África sigue siendo el continente olvidado, donde se concentran buena parte de los desheredados de la Tierra. En los últimos veinte años, mientras la esperanza de vida se ha reducido por las guerras y la pandemia del sida, el número de pobres se ha multiplicado por dos. Considerando las previsiones de crecimiento de la población – alrededor de 1.000 millones hasta el 2050 – , sólo un milagro puede conseguir que esta región alcance los objetivos del milenio. Y ese milagro es difícil de realizar debido al incumplimiento de las promesas de los países ricos. La ayuda oficial es muy inferior a los compromisos adquiridos y los subsidios agrícolas – en contra de la palabra empeñada en la Ronda de Doha – hunden en la miseria a millones de campesinos. Para muchos de ellos, la única salida para liberarse de esta ‘trampa de la pobreza’ es la inmigración, lo cual significa que en el futuro seguiremos asistiendo a la trágica arribada de cayucos a nuestras costas.
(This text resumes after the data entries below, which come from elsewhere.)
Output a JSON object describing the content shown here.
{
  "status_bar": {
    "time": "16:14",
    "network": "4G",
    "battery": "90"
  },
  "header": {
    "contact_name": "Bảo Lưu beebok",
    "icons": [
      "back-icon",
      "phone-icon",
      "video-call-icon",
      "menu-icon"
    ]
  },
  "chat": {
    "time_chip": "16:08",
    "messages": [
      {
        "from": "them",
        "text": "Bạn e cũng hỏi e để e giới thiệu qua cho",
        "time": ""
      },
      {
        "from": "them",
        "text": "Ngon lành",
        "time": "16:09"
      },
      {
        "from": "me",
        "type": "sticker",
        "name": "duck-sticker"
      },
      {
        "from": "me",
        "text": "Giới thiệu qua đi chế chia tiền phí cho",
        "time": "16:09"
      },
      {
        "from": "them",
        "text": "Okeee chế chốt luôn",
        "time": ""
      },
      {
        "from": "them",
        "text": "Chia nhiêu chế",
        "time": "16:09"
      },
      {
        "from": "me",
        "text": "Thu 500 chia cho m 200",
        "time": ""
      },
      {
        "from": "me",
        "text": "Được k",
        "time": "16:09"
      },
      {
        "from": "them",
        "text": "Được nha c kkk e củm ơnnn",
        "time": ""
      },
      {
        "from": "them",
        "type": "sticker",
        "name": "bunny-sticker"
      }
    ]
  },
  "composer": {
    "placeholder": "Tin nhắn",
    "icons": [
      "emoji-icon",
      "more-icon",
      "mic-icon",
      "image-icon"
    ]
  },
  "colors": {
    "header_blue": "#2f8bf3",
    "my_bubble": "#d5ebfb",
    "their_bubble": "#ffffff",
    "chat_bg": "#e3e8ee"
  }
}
Lo que no parece haber corregido la ola de prosperidad es la desigualdad existente dentro de numerosos países. De hecho, la relación que se registra entre ese atributo y el crecimiento económico es mucho más compleja que en el caso de la pobreza. El auge económico no lleva necesariamente aparejado una mayor equidad. En el caso de China, India, países del Este o en las repúblicas de la antigua Unión Soviética, esas diferencias, lejos de reducirse, se han ensanchado. Y en América Latina, el abismo que separa a los pobres de los ricos prácticamente se ha mantenido intacto. Lo que sí parece demostrado es que a largo plazo esas escandalosas diferencias pueden convertirse en un lastre para el desarrollo. Pero cualquier proyecto de reducirlas inevitablemente adquiere un contenido político porque afecta a privilegios de minorías. De ahí la responsabilidad del mundo industrializado para que los cambios se lleven a cabo por cauces democráticos.
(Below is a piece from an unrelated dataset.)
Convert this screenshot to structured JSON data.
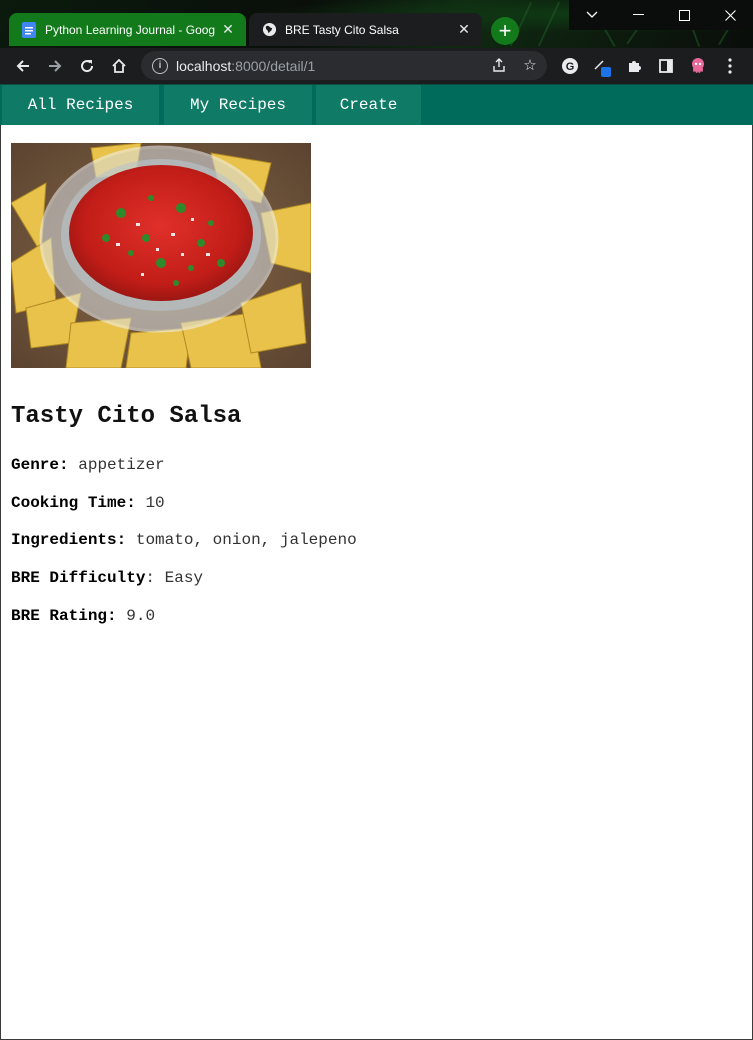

En la mayoría de los países, el aumento de las desigualdades no es debido a que los pobres son más pobres, sino a que los ricos son más ricos. Resulta ilustrativo lo acontecido con los multimillonarios de Forbes, que en veinte años han pasado de 140 a 793. Algo similar ha ocurrido con la información proporcionada por Merril Lynch: el número de personas con más de un millón de dólares en activos financieros se ha doblado desde 1984. Esta espectacular escalada de la opulencia está asociada con el auge económico de los últimos tiempos, que ha tenido un reflejo más que proporcional en los mercados inmobiliarios y de valores. Pero también lo está con la creciente polarización del mercado laboral, promovida por los avances tecnológicos y las nuevas formas de organización empresarial. De esta vorágine ni siquiera se ha salvado el Estado de bienestar europeo, al que se han impuesto recortes para evitar la fuga de unos capitales cada vez más móviles.

Por primera vez en la historia, una generación puede hacer realidad el sueño de liberar a la humanidad de la lacra de la miseria. Sabemos qué reformas debemos implementar para que la salud, la educación y la justicia sean derechos al alcance de todos. Tenemos las capacidades para ello, lo que se precisa es voluntad política, o lo que es igual, solidaridad. Hay que recuperar el espíritu de Doha en favor de un comercio justo. Y lo mismo cabe decir de la promesa de dedicar el 0,7% del PNB a los países en desarrollo (unos 175.000 millones de dólares). De haberlo hecho, los ocho objetivos de desarrollo del milenio comenzarían a ser ya una fructífera realidad. En su lugar, nos hemos dedicado a aumentar el gasto militar, que en 2005 ascendía a más de un billón de dólares. En resumidas cuentas, necesitamos un cambio de rumbo, que no se hará efectivo sin un liderazgo menos aguerrido y más proclive al diálogo multilateral por parte de Estados Unidos.